Filipino miners offer to help rescue trapped NZ quake victims
MANILA, Philippines — A team of miners in the Philippines is volunteering to help dig out the Filipinos still trapped in a building in Christchurch, New Zealand, that collapsed during the 6.3-magnitude earthquake last Tuesday.
The team from the Philippine Mine Safety and Environment Association (PMSEA) said it is ready to be sent to Christchurch anytime to help save the 10 Filipinos buried in the rubbles of the Canterbury Television (CTV) building.
PMSEA President Louie Sarmiento said he has coordinated with the National Disaster Risk Reduction and Management Council (NDRRMC), and communicated to New Zealand Ambassador to Manila Andrew Matheson its offer to assist in the rescue effort.
“We appeal and hope that our team be sent to New Zealand right away, without any delay,” Sarmiento said.
He pointed out that Filipino miners are experts in calamity and disaster rescue. They had saved many lives during the 1990 earthquake in Baguio City and four trapped individuals from the collapsed Repador Building in Real, Quezon, in 2004 after a series of typhoons and landslides hit the area.
He said the miners also took part in the rescue and recovery efforts during the Leyte landslides in December 2003 and February 2006.
In Christchurch itself, an alliance of overseas Filipino workers (OFWs) has criticized the Philippine government for what it said was its slow response to the plight of Filipinos affected by the earthquake.
“Filipinos affected by the earthquake in New Zealand are in the dark with no available hotline available for distressed Filipinos or for enquiries of relatives and friends. Affected families are not feeling the presence and support of the Philippine government where it is badly needed,” Migrante Aotearoa Spokesperson George Misa said.
“We are dismayed that the embassy is too slow and reactive. We can’t even find information on the situation of Filipinos at the Philippine embassy website,” Misa said.
But according to Department of Foreign Affairs (DFA) Spokesperson Ed Malaya, a team sent by the Philippine embassy in Wellington arrived in Christchurch last Wednesday, or two days after the magnitude 6.3 tremor struck.
The team, led by Charge d’ Affaires (CDA) Giovanni Palec, checked on the condition of the Filipino community and coordinated with local authorities regarding the status of Filipinos who were still missing, Malaya said.
There are 40,000 Filipinos living in New Zealand, with about 3,000 in Christchurch, he said.
The DFA, citing information relayed by the embassy in Wellington, reported on Friday that Filipinas Rita Estrella and Hayley Concepcion, who were reported missing, were safe.
Some 14 Filipinos were reported missing, many of them believed trapped under the rubble of the CTV building.
Fresh aftershocks Saturday sent masonry tumbling among rescuers in the quake zone and a cat sparked false alarms of a possible survivor, as the disaster’s death toll rose to 145.

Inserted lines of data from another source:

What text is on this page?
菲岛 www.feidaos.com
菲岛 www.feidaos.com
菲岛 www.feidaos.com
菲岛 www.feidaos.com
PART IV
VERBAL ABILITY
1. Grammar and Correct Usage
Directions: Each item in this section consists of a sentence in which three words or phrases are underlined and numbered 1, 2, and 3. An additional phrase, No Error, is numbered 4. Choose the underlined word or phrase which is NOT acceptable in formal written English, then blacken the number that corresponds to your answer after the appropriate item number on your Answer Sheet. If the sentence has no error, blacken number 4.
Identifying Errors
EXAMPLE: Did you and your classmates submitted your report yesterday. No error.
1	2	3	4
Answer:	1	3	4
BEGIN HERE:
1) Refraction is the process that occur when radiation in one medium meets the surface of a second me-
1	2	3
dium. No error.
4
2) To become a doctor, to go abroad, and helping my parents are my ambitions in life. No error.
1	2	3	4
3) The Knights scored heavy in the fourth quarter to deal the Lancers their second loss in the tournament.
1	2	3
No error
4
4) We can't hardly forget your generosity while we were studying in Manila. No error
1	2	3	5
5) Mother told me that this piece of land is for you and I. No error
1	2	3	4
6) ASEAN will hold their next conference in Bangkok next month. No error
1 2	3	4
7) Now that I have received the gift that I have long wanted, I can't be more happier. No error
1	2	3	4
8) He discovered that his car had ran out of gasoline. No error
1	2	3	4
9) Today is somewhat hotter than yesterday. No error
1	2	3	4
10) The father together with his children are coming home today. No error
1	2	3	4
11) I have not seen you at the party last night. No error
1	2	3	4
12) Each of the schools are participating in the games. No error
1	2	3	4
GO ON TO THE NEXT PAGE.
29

Grim assessments emerged for the fate of the central business district in devastated Christchurch, with engineers and planners saying it will be unusable for months and that about a third of the buildings must be destroyed and rebuilt.
On the outer edge of the district, Brent Smith watched in tears as workers demolished his 1850s-era house, where he had run a bed and breakfast and where antique jugs and a $6,000 Victorian bed were reduced to shards and firewood. His three daughters hugged him, also weeping.
Prime Minister John Key, who spent some of the afternoon speaking to families that lost loved ones in the disaster, called on all New Zealanders to hold two minutes of silence next Tuesday to remember victims and the ordeal of the survivors.
“This may be New Zealand’s single-most tragic event,” Key said.
Christchurch Mayor Bob Parker assured relatives of the missing – including people from several countries who have converged on the New Zealand city of 350,000 – that every effort was being made to locate any remaining survivors of Tuesday’s quake.
No one was found alive overnight as a multinational team of more than 600 rescuers continued scouring the city’s central business district, although a paramedic reported hearing voices in one destroyed building early Saturday, Police Superintendent Russel Gibson said.
“We mobilized a significant number of people and sent a dog in again – and a cat jumped out,” Gibson said, adding that a rescue team removed “a significant amount of rubble to be 100 percent” certain that no person was trapped inside.
Police have said up to 120 bodies may be entombed in the ruins of the CTV building alone, where dozens of foreign students from an international school were believed trapped.
Still, Gibson said rescuers weren’t completely ruling out good news.
The King’s Education language school released a list of missing people presumed in the building: nine teachers and 51 students – 26 Japanese, 14 Chinese, six Filipinos, three Thais, one South Korean, and one Czech. An additional 20 students were listed with “status unknown.”
Police Superintendent David Cliff said more than 200 people remain missing.